When the level of cholesterol is increased to 30 and 40%, d62-DPPC becomes homogeneously distributed in the whole bilayer. The homogenization effect of high-level cholesterol has been qualitatively observed in fluorescence imaging studies. The whole bilayer becomes homogeneous when the cholesterol molar ratio exceeds a certain value (12,63,74), while depleting cholesterol leads to phase separation in the plasma membrane (75).
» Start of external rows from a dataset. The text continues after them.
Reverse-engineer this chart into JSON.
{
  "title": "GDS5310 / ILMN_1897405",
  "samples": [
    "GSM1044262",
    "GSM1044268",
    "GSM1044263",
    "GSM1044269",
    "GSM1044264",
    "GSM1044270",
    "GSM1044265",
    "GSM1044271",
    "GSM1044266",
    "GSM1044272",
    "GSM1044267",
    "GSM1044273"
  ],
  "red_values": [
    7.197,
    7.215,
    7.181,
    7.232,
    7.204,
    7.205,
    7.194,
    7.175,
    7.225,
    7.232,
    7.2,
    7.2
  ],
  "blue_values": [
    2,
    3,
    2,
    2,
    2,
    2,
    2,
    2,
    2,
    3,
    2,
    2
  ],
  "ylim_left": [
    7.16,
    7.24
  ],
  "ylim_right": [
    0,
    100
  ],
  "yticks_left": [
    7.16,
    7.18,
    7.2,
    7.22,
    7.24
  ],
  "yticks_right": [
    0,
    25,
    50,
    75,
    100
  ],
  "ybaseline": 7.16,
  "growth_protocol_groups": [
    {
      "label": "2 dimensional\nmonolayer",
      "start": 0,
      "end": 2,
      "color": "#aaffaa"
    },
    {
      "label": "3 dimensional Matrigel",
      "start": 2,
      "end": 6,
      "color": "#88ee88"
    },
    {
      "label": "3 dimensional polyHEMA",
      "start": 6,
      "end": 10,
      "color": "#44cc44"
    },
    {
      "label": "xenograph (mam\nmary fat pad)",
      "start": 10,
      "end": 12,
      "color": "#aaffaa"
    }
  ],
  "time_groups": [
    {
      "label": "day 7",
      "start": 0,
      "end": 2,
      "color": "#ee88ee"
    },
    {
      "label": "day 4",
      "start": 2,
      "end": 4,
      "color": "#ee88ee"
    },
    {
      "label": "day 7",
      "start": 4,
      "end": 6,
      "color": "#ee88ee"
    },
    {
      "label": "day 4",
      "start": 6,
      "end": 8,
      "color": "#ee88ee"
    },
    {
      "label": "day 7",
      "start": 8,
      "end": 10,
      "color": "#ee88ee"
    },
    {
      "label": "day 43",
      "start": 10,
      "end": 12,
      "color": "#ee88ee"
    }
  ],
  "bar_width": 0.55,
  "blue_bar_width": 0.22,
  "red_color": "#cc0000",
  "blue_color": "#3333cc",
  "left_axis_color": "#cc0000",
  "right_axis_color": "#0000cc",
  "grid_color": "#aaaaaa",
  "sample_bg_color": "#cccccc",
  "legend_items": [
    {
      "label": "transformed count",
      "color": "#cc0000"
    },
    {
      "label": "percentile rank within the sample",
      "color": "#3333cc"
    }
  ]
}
Keller and co-workers have measured the fraction of d62-DPPC in the coexisting domains using NMR spectroscopy (17). For multilamellar vesicles composed of DOPC/d62-DPPC (1:1) and 30% cholesterol at 25°C, the fraction of d62-DPPC in the L_o and L_d phases is 53 and 18%, respectively (17). This is quite different from our measurements of single bilayers shown in Fig. 5. The difference could be due to the interbilayer interactions. The domain sizes of their sample were ∼80 nm. As the authors have suggested, those nanoscale organizations could be molecular complexes instead of separate phases (17).